Mark cherry-picks data showing Muslims are supposedly 10 percent of the population in France, that one-fifth of British university students are Muslim, that Brussels’ governing socialist caucus is majority Muslim, etc. Actually, there is considerable uncertainty about these numbers because there is no definitive accounting of Muslims in Europe (or anywhere else). Consider this Pew study, which finds Muslims are only 6 percent of the French population, 5 perccent in Germany, and 2.7 percent in the United Kingdom. Overall, Europe has about 38 million Muslims, or 5 percent of the population, but most of them are concentrated in Russia, Albania, Kosovo, and Bosnia.

If there is uncertainty about how many Muslims are in Europe today, there is even greater cloudiness about how many there will be in the future. As this Newsweek article notes, the case made by Mark and other alarmists is based on the worst-case reading of long-term population projections, which are notoriously unreliable. As William Underhill writes in Newsweek:

For the number of Muslims to outnumber non-Muslims by midcentury, it would require either breeding on a scale rarely seen in history or for immigration to continue at a pace that’s now politically unacceptable. More likely, new controls will slow Muslim immigration.
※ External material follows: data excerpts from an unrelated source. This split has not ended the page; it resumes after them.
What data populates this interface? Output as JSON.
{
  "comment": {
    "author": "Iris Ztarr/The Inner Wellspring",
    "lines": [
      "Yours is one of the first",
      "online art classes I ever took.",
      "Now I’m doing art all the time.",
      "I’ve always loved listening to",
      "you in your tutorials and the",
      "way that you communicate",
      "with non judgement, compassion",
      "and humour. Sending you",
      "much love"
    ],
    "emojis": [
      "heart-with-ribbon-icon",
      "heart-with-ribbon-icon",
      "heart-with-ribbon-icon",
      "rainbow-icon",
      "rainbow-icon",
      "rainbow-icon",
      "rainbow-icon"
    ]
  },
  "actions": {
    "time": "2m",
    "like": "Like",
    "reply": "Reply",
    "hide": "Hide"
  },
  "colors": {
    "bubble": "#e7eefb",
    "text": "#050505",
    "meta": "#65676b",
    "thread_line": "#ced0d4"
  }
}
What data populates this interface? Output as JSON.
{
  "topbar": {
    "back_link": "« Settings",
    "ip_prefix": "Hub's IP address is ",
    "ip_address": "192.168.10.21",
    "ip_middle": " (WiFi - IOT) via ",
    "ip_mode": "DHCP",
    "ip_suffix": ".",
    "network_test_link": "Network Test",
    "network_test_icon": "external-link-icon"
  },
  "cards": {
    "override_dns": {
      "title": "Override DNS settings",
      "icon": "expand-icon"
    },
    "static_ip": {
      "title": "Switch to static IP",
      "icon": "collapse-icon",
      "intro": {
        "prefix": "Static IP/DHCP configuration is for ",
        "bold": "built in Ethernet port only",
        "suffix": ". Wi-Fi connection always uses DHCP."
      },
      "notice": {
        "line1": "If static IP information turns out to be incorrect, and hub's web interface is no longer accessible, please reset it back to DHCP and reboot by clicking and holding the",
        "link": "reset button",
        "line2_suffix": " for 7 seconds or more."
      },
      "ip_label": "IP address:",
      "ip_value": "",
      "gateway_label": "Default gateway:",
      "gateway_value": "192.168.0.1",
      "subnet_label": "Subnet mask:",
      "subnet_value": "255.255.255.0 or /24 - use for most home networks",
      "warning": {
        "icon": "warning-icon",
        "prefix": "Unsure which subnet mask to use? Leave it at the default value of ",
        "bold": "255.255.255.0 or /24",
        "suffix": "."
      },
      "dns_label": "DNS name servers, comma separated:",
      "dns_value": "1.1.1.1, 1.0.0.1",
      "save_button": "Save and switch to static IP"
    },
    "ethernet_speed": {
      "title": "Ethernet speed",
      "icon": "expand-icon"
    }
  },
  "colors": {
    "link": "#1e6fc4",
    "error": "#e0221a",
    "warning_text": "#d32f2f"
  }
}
The birthrate for Muslim immigrants is also likely to continue to decline, as it has tended to do, with greater affluence and better health care.

That doesn’t mean we have nothing to worry about. Blankley is right to note the “powerful impact of even very small numbers of determined people in a host country riddled with guilt and political correctness.” David Frum makes a powerful point about how Britain has become a center of Muslim radicalization. That obviously is of great concern to us because of the easy access that British subject have to the U.S.

I agree with Steyn, Blankley, et al. that radical Muslims will continue to be a major problem in Europe. I just don’t think they will take over and turn the continent into “Eurabia.” In fact, there are already many signs of a backlash building — for instance, the Swiss banning the construction of new minarets, the French banning the veil in school and now proposing to ban burkas in public, and the British banning the radical group Islam4UK. I still see considerable resiliency in European civilization and great latent power that can and will be deployed against Muslim radicals who seriously threaten internal order.